A school-based intermittent screening and treatment program for malaria in rural coastal Kenya had no benefits on the health and education of school children, according to a study by international researchers published in this week's PLOS Medicine.

The study, led by Katherine Halliday and Simon Brooker from the London School of Hygiene & Tropical Medicine, included over 5000 children from 101 government schools. Half of the schools were randomized to receive the intermittent screening and treatment programme - screening once a school term for malaria parasites using a rapid diagnostic test followed by treatment with the anti-malarial drug artemether-lumefantrine for all children who tested positive for malaria parasitaemia (whether symptomatic or asymptomatic) .

During the intervention period, almost 90% of children in classes 1 and 5 of the intervention schools were screened at each round, of whom 17.5% tested RDT-positive for malaria. However, the authors found that there was no difference at 12 and 24 months between the proportion of children with anemia and the proportion of children who tested positive for malaria parasites in the intervention and control groups. And at 9 and 24 months, there was also no difference in class attention scores between the two groups.
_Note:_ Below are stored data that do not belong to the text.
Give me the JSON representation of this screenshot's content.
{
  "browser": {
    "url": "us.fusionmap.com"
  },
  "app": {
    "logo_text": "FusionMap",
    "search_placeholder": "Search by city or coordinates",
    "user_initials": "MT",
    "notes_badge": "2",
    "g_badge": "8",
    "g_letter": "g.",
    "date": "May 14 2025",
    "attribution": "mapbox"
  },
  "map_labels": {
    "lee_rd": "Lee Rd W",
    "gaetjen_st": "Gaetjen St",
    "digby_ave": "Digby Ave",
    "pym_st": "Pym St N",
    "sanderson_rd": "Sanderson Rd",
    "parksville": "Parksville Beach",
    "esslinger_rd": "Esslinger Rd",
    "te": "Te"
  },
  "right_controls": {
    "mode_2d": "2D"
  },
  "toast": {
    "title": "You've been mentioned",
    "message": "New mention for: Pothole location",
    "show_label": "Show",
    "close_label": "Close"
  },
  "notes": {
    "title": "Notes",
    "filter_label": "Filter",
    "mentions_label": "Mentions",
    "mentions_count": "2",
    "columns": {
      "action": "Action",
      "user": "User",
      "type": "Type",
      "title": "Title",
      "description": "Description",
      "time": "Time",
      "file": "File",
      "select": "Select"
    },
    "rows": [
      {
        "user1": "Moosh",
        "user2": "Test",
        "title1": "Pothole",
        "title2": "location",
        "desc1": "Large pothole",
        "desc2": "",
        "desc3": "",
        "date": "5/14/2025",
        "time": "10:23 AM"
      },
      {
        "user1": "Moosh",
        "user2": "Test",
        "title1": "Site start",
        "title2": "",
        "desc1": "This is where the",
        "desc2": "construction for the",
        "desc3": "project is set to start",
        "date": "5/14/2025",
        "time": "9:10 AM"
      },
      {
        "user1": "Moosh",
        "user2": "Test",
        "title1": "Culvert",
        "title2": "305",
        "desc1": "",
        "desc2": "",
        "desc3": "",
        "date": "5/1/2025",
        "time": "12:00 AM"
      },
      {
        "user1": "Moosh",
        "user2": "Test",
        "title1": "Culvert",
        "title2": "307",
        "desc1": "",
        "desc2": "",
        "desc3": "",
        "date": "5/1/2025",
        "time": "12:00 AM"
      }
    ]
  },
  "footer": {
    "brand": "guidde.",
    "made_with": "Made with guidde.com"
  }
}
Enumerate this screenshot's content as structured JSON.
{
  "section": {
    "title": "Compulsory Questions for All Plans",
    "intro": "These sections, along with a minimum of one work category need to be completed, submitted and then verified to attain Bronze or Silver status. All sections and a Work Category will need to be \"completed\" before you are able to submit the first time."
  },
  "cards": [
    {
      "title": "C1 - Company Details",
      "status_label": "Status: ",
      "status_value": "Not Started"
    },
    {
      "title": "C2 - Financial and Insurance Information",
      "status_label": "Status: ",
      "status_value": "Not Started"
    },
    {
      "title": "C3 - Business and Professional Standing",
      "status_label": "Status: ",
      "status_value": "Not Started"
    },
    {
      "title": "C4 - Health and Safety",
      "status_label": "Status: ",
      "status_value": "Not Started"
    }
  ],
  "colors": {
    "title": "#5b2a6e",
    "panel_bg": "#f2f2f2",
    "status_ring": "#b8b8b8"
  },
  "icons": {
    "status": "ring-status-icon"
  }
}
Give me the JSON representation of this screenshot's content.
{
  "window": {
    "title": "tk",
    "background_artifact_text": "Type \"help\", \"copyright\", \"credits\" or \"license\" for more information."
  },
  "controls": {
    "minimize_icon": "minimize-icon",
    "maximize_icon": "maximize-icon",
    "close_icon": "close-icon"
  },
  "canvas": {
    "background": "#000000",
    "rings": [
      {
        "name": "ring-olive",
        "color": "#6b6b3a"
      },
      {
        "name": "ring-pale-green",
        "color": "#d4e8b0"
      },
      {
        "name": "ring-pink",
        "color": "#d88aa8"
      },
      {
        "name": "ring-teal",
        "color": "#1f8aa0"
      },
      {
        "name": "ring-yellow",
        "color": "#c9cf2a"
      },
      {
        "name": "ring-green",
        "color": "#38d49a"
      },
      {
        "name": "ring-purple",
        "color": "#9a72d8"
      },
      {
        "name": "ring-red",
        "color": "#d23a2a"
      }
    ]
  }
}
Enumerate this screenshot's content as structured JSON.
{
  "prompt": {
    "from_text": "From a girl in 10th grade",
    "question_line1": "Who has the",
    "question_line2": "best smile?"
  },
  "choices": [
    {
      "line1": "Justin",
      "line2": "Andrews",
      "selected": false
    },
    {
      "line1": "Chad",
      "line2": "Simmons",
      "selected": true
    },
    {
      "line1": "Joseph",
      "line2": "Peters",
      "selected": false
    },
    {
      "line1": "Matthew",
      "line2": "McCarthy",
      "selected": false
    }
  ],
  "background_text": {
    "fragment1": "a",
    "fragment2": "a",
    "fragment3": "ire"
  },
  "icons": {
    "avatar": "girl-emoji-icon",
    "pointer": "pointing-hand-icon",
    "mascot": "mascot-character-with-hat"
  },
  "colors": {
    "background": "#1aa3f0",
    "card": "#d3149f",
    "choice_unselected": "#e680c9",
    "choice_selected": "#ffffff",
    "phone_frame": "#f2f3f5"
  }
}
The authors say: "In contrast to the beneficial impact of previous school-based malaria control our findings show there are no health or education benefits of implementing school-based intermittent screening and treatment programs with artemether-lumefantrine in a low to moderate transmission setting such as this study site."

The authors add: "Nevertheless, our results do highlight a potential role for schools as screening platforms whereby pockets of high transmission can be identified for targeted malaria control"

In an accompanying Perspective, Lorenz von Seidlein, from the Menzies School of Health Research in Casuarina, Australia, discusses the reasons that the program was unsuccessful and the wider issues involved in failure of screening and treating as a malaria elimination strategy. He suggests: "After other approaches have failed perhaps an evaluation of strategies based on presumptive treatment of targeted populations should now have the highest priority?"